Par Elizabeth Rossé et Irène Codina, psychologues
Depuis quelques années nous recevons à Marmottan des joueurs de jeux vidéo et leurs parents. Ce que met en relief cette expérience c’est une difficulté de communication ; nous pensons que celle-ci est fondée sur une divergence de vision à propos de l’univers même des jeux vidéo. Les parents, les adultes, les non joueurs font reposer leur position sur une distinction apparente entre une réalité mondaine « matérielle » et un virtuel psychique éventuellement « pathologisé ». Sur ce dernier point, le rôle des médias est à prendre en compte ; quant ils évoquent les jeux vidéo c’est très souvent pour parler de violence et d’addiction. Or cette différence entre réalité physique matérielle et réalité virtuelle psychique conduit à « éjecter » le virtuel de toute réalité c’est-à-dire de toute normativité acceptable.
Lorsque des parents viennent nous faire part de difficultés avec un adolescent qui joue trop, qui passe tout son temps derrière l’écran, « qui n’est préoccupé que par ça », ils donnent souvent une image tout à fait négative de ce qui passionne leur enfant. Ils en parlent en terme de « gâchis », de perte de temps. L’ensemble des actes de leur enfant se trouve être interprété au travers du prisme de leur inquiétude. La pratique des jeux vidéo devient l’unique responsable de tout un ensemble de comportements : de l’absentéisme scolaire à la violence verbale voire physique, en passant par une alimentation peu équilibrée et un sommeil déréglé.
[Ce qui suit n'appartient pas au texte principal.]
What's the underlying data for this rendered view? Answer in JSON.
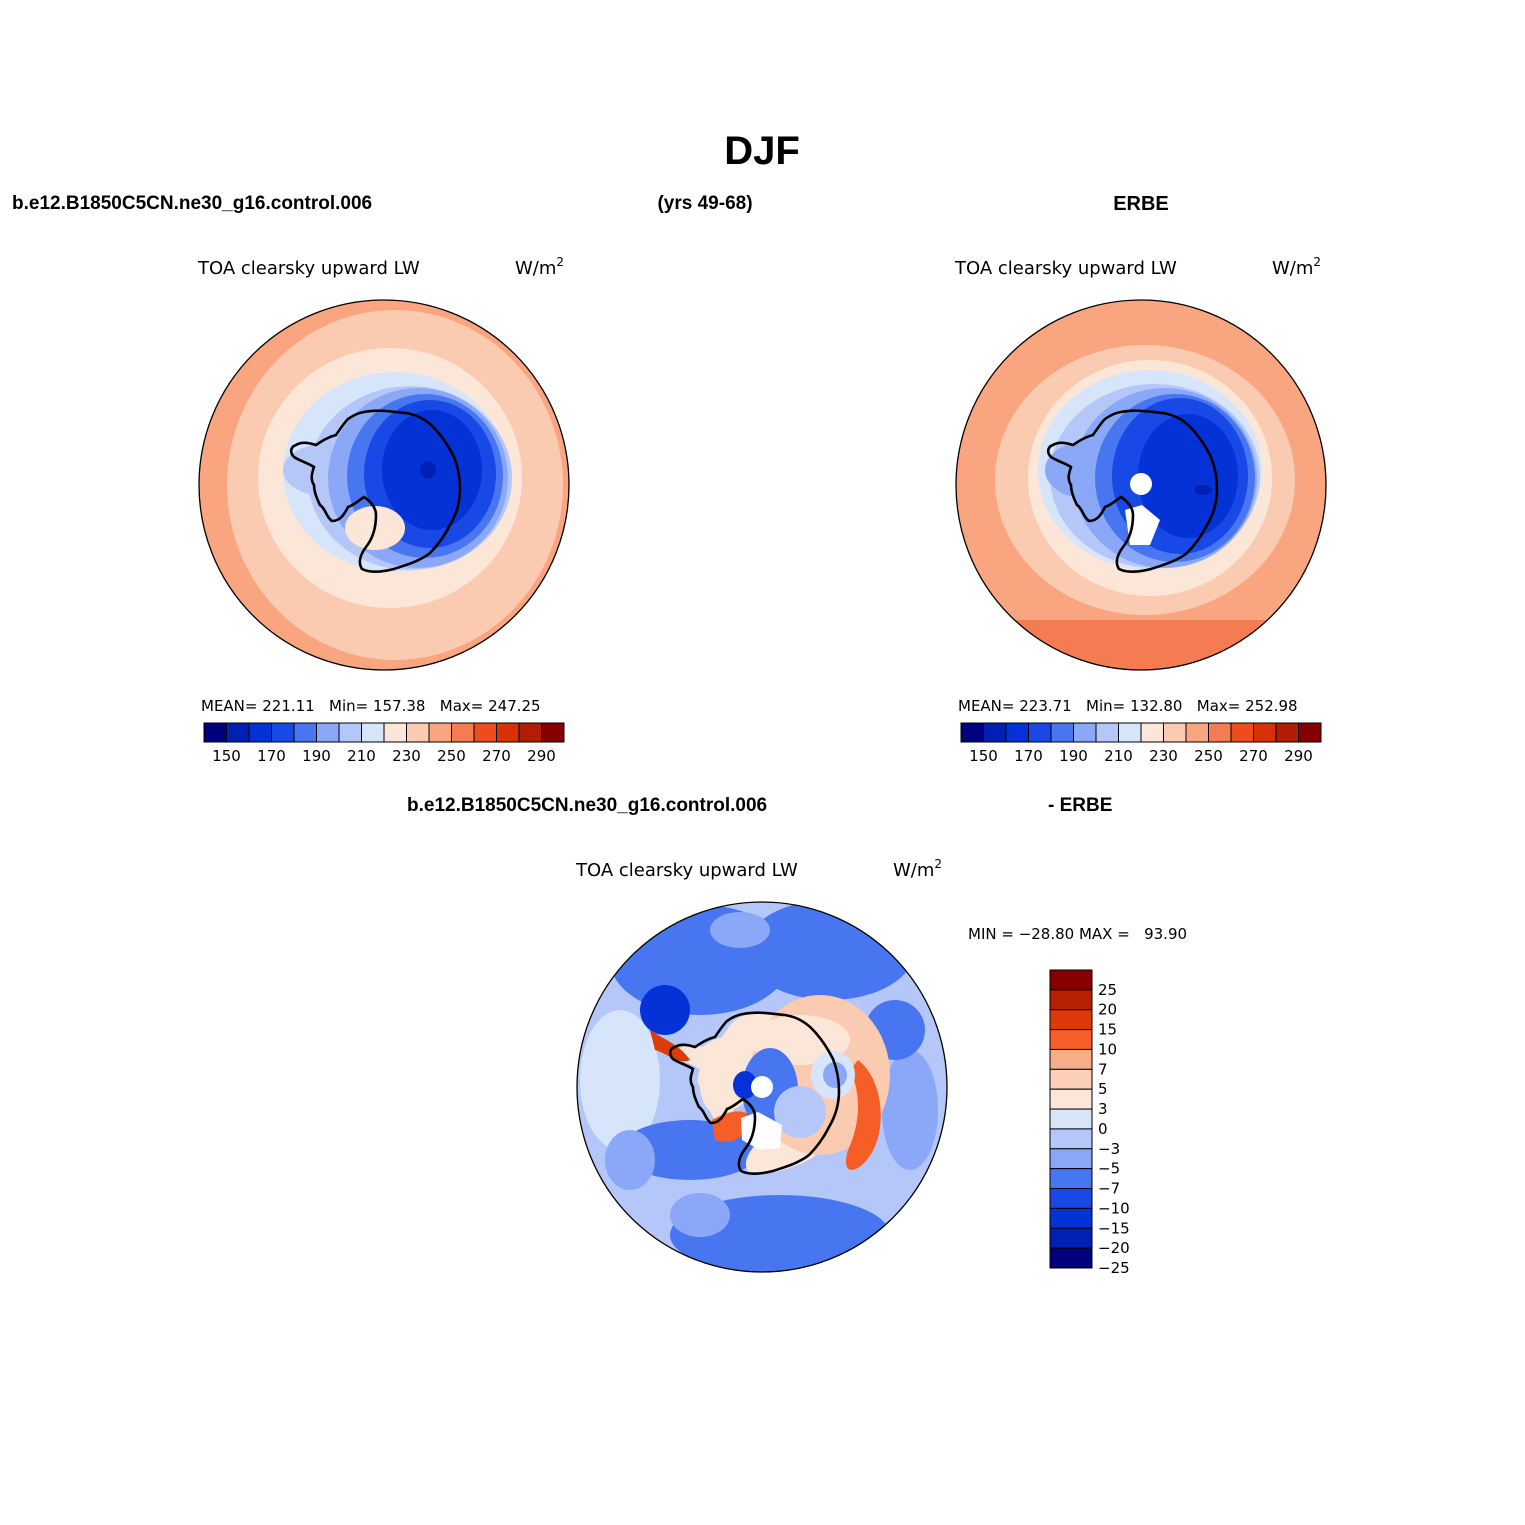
{
  "main_title": "DJF",
  "case_name": "b.e12.B1850C5CN.ne30_g16.control.006",
  "years": "(yrs 49-68)",
  "obs_name": "ERBE",
  "diff_case_name": "b.e12.B1850C5CN.ne30_g16.control.006",
  "diff_obs_name": "- ERBE",
  "panels": [
    {
      "variable": "TOA clearsky upward LW",
      "units_base": "W/m",
      "units_exp": "2",
      "stats": "MEAN= 221.11   Min= 157.38   Max= 247.25"
    },
    {
      "variable": "TOA clearsky upward LW",
      "units_base": "W/m",
      "units_exp": "2",
      "stats": "MEAN= 223.71   Min= 132.80   Max= 252.98"
    },
    {
      "variable": "TOA clearsky upward LW",
      "units_base": "W/m",
      "units_exp": "2",
      "stats": "MIN = −28.80 MAX =   93.90"
    }
  ],
  "field_colorbar": {
    "colors": [
      "#00007f",
      "#0020b4",
      "#0432d6",
      "#1848e6",
      "#4876f0",
      "#8aa8f7",
      "#b5c7f9",
      "#d7e5fb",
      "#fce6d8",
      "#fbcbb1",
      "#f9a57f",
      "#f57c52",
      "#ef4c1e",
      "#d83108",
      "#b21d04",
      "#870000"
    ],
    "tick_labels": [
      "150",
      "170",
      "190",
      "210",
      "230",
      "250",
      "270",
      "290"
    ]
  },
  "diff_colorbar": {
    "colors": [
      "#870000",
      "#b82003",
      "#de3a09",
      "#f65e28",
      "#f9ad87",
      "#fccfb8",
      "#fce6d8",
      "#d7e5fb",
      "#b5c7f9",
      "#8aa8f7",
      "#4876f0",
      "#1848e6",
      "#0432d6",
      "#0020b4",
      "#00007f"
    ],
    "tick_labels": [
      "25",
      "20",
      "15",
      "10",
      "7",
      "5",
      "3",
      "0",
      "−3",
      "−5",
      "−7",
      "−10",
      "−15",
      "−20",
      "−25"
    ]
  }
}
Si on peut imputer une part de ces conséquences à un usage passionnel des jeux vidéo, ne pas s’en décentrer conduit chacune des deux parties à maintenir voire à renforcer ses positions dans un face à face peu constructif. Au quotidien, cela se traduit par des conflits récurrents entre adolescents et parents : ces derniers se déclarent usés, épuisés par l’insistance de l’adolescent à obtenir toujours plus de temps de connexion. Souvent ils cèdent devant la répétition des demandes et parce qu’ils ont aussi à faire face à beaucoup d’autres préoccupations : tant concernant le travail ou un autre enfant de la fratrie… Parfois cela peut conduire à une telle crispation que la famille se trouve dans un paradoxe : plus l’adolescent tente d’échapper au regard parental (en se réfugiant devant, derrière ou dans l’ordinateur) plus le contact parental se fait persécutif et anxiogène.
Globalement les parents s’inquiètent pour l’avenir de leurs enfants tandis que ces derniers qui ont bien du mal à s’inscrire dans une temporalité cherchent à vivre un présent intense et riche en sensations et émotions. Non qu’ils ne s’intéressent à rien, mais plutôt ils investissent dans le virtuel pour compenser leur manque d’emprise dans des réalités corporelle, affective et sociale qui leur échappent. Ils s’empressent de rejoindre ces mondes rassurants dans lesquels l’évolution est sûre, l’imprévisibilité réduite et la réversibilité garantie. Et s’ils préfèrent jouer plutôt que de regarder la télé et parfois veiller tard, c’est que la soirée est le moment où il y a le plus de joueurs en ligne et donc le plus d’aventures à partager. Dans le jeu s’est construit un réseau social au sein duquel chacun occupe une place. Appartenir à une Guilde est synonyme d’engagement et implique la responsabilité de tous. Si la pression horizontale des pairs a remplacé l’autorité hiérarchique verticale – qui n’est plus supportée – elle n’en demeure pas moins forte ! Pour les jeunes, les parents ne comprennent rien et jugent trop vite leurs activités ; le jeu exige certaines compétences et en développe d’autres qui sont déjà utiles dans un monde qui s’organise de plus en plus autour de ces nouvelles technologies de l’information et de la communication.